Microsoft's revenue falls, but cloud remains a bright spot

The Azure cloud platform is gaining strength

microsoft campus building

A building on the Microsoft Campus

Credit: Stephen Brashear/Getty Images for Microsoft

Microsoft is betting on reinventing itself as a cloud company, and the financial results it released Thursday show that its push is paying off despite an overall decline in revenue. 

Azure revenue rose 127 percent from a year earlier, and sales of Azure Premium Services like Machine Learning were three times higher during the last quarter of 2015 than in the same period of 2014. (Not counting the effects of currency exchange rates.) The company also bragged that more than one-third of the Fortune 500 is using its Enterprise Mobility solutions, which make it easier to secure devices that a company controls. 

The cloud growth is a bright spot for the company and is important to watch as the market moves toward greater use of cloud resources for software, infrastructure and application development. 

Overall, Microsoft's revenue from the quarter ended Dec. 31 was $23.8 billion, a decline of 10 percent from the same period in 2014. 

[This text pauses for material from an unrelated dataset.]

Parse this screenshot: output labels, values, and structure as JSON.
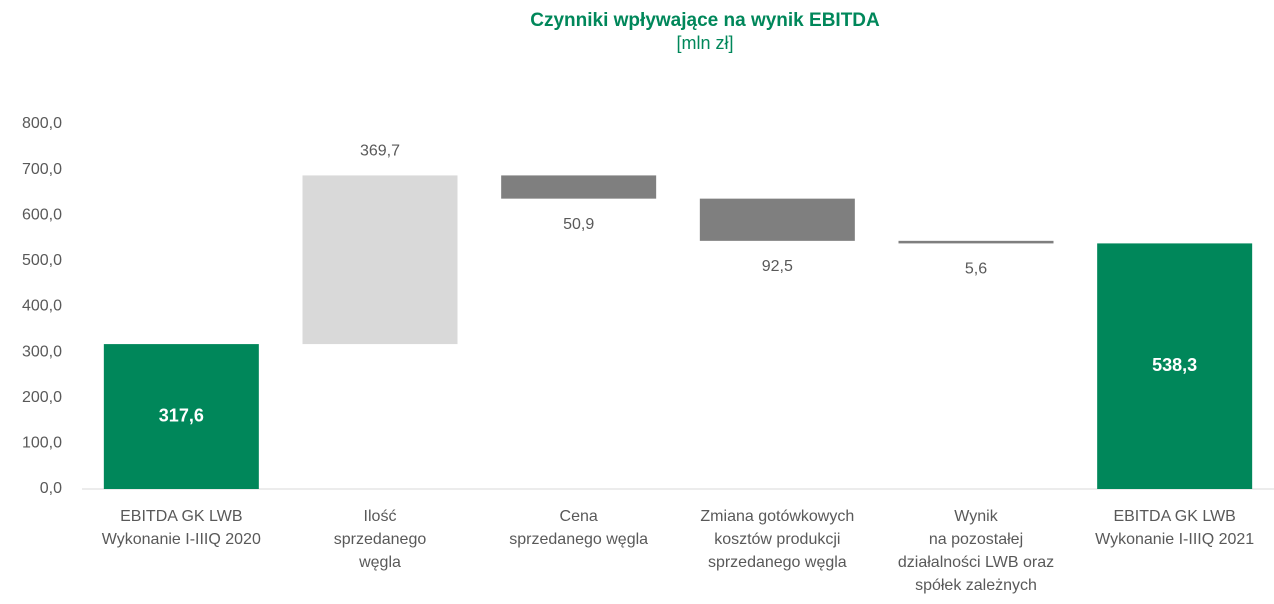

The U.S. dollar's rise against other currencies hit Microsoft hard, just as it drove down revenues for other tech titans like Apple and IBM. Revenue for Microsoft's Productivity and Business Processes segment was down 2 percent year over year despite what the company called "continued strong performance" of Office 365 and Dynamics CRM Online. 

Microsoft continued to feel the impact of its changed phone strategy, with revenue from phone sales declining 53 percent year over year. The company decided to lay off thousands of people from its phone division last year and refocus on building a relatively small number of Windows Phone handsets rather than keep making the broad range of phones that Nokia had prior to its acquisition in 2014. 

That meant Microsoft sold fewer phones. It sold 4.5 million Lumia phones during the holiday quarter, compared with 10.5 million Lumia handsets during the same period in 2014. 

The drop in phone revenue dragged down Microsoft's overall devices revenue by 26 percent compared with the previous year, despite Surface revenue of $1.35 billion, driven up 22 percent year over year by the launch of the Surface Book and Surface Pro 4. 

Overall, the quarter seemed to be fairly indicative of Microsoft's future: Look to the cloud to see where the company is going.